According to the Bible, the heart is the centre not only of spiritual activity, but of all the operations of human life. "Heart" and "soul" are often used interchangeably (Deuteronomy 6:5; 26:16; Compare Matthew 22:37; Mark 12:30,33), but this is not generally the case.

5. Heart and Mind:
(From International Standard Bible Encyclopedia)

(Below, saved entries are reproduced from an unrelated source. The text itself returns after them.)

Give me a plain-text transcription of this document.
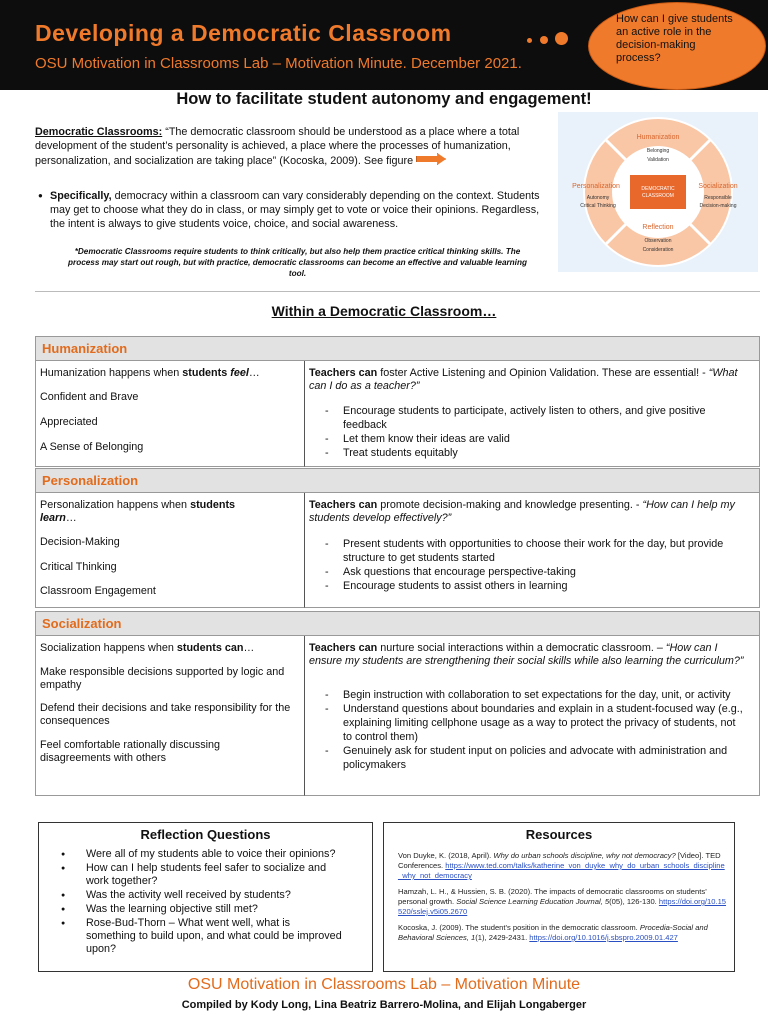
Developing a Democratic Classroom
OSU Motivation in Classrooms Lab – Motivation Minute. December 2021.
How can I give students an active role in the decision-making process?
How to facilitate student autonomy and engagement!
Democratic Classrooms: “The democratic classroom should be understood as a place where a total development of the student’s personality is achieved, a place where the processes of humanization, personalization, and socialization are taking place” (Kocoska, 2009). See figure
● Specifically, democracy within a classroom can vary considerably depending on the context. Students may get to choose what they do in class, or may simply get to vote or voice their opinions. Regardless, the intent is always to give students voice, choice, and social awareness.
*Democratic Classrooms require students to think critically, but also help them practice critical thinking skills. The process may start out rough, but with practice, democratic classrooms can become an effective and valuable learning tool.
DEMOCRATIC
CLASSROOM
Humanization
Belonging
Validation
Personalization
Autonomy
Critical Thinking
Socialization
Responsible
Decision-making
Reflection
Observation
Consideration
Within a Democratic Classroom…
Humanization
Humanization happens when students feel…
Confident and Brave
Appreciated
A Sense of Belonging
Teachers can foster Active Listening and Opinion Validation. These are essential! - “What can I do as a teacher?”
- Encourage students to participate, actively listen to others, and give positive feedback
- Let them know their ideas are valid
- Treat students equitably
Personalization
Personalization happens when students
learn…
Decision-Making
Critical Thinking
Classroom Engagement
Teachers can promote decision-making and knowledge presenting. - “How can I help my students develop effectively?”
- Present students with opportunities to choose their work for the day, but provide structure to get students started
- Ask questions that encourage perspective-taking
- Encourage students to assist others in learning
Socialization
Socialization happens when students can…
Make responsible decisions supported by logic and empathy
Defend their decisions and take responsibility for the consequences
Feel comfortable rationally discussing disagreements with others
Teachers can nurture social interactions within a democratic classroom. – “How can I ensure my students are strengthening their social skills while also learning the curriculum?”
- Begin instruction with collaboration to set expectations for the day, unit, or activity
- Understand questions about boundaries and explain in a student-focused way (e.g., explaining limiting cellphone usage as a way to protect the privacy of students, not to control them)
- Genuinely ask for student input on policies and advocate with administration and policymakers
Reflection Questions
● Were all of my students able to voice their opinions?
● How can I help students feel safer to socialize and work together?
● Was the activity well received by students?
● Was the learning objective still met?
● Rose-Bud-Thorn – What went well, what is something to build upon, and what could be improved upon?
Resources
Von Duyke, K. (2018, April). Why do urban schools discipline, why not democracy? [Video]. TED Conferences. https://www.ted.com/talks/katherine_von_duyke_why_do_urban_schools_discipline_why_not_democracy
Hamzah, L. H., & Hussien, S. B. (2020). The impacts of democratic classrooms on students’ personal growth. Social Science Learning Education Journal, 5(05), 126-130. https://doi.org/10.15520/sslej.v5i05.2670
Kocoska, J. (2009). The student's position in the democratic classroom. Procedia-Social and Behavioral Sciences, 1(1), 2429-2431. https://doi.org/10.1016/j.sbspro.2009.01.427
OSU Motivation in Classrooms Lab – Motivation Minute
Compiled by Kody Long, Lina Beatriz Barrero-Molina, and Elijah Longaberger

As the central organ in the body, forming a focus for its vital action, it has come to stand for the center of its moral, spiritual, intellectual life. "In particular the heart is the place in which the process of self-consciousness is carried out, in which the soul is at home with itself, and is conscious of all its doing and suffering as its own" (Oehler). Hence, it is that men of "courage" are called "men of the heart"; that the Lord is said to speak "in his heart" (Genesis 8:21); that men "know in their own heart" (Deuteronomy 8:5); that "no one considereth in his heart' (Isaiah 44:19 the King James Version). "Heart" in this connection is sometimes rendered "mind," as in Numbers 16:28 ("of mine own mind," Vulgate (Jerome's Latin Bible, 390-405 A.D.) ex proprio corde, Septuagint ap' emautou); the foolish "is void of understanding," i.e. "heart" (Proverbs 6:32, where the Septuagint renders phrenon, Vulgate (Jerome's Latin Bible, 390-405 A.D.) cordis, Luther "der ist ein Narr"). God is represented as "searching the heart" and "trying the reins" (Jeremiah 17:10 the King James Version). Thus, "heart" comes to stand for "conscience," for which there is no word in Hebrew, as in Job 27:6, "My heart shall not reproach me," or in I Samuel 24:5, "David's heart smote him"; compare I Samuel 25:31. From this it appears, in the words of Owen: "The heart in Scripture is variously used, sometimes for the mind and understanding, sometimes for the will, sometimes for the affections, sometimes for the conscience, sometimes for the whole soul. Generally, it denotes the whole soul of man and all the faculties of it, not absolutely, but as they are all one principle of moral operations, as they all concur in our doing of good and evil."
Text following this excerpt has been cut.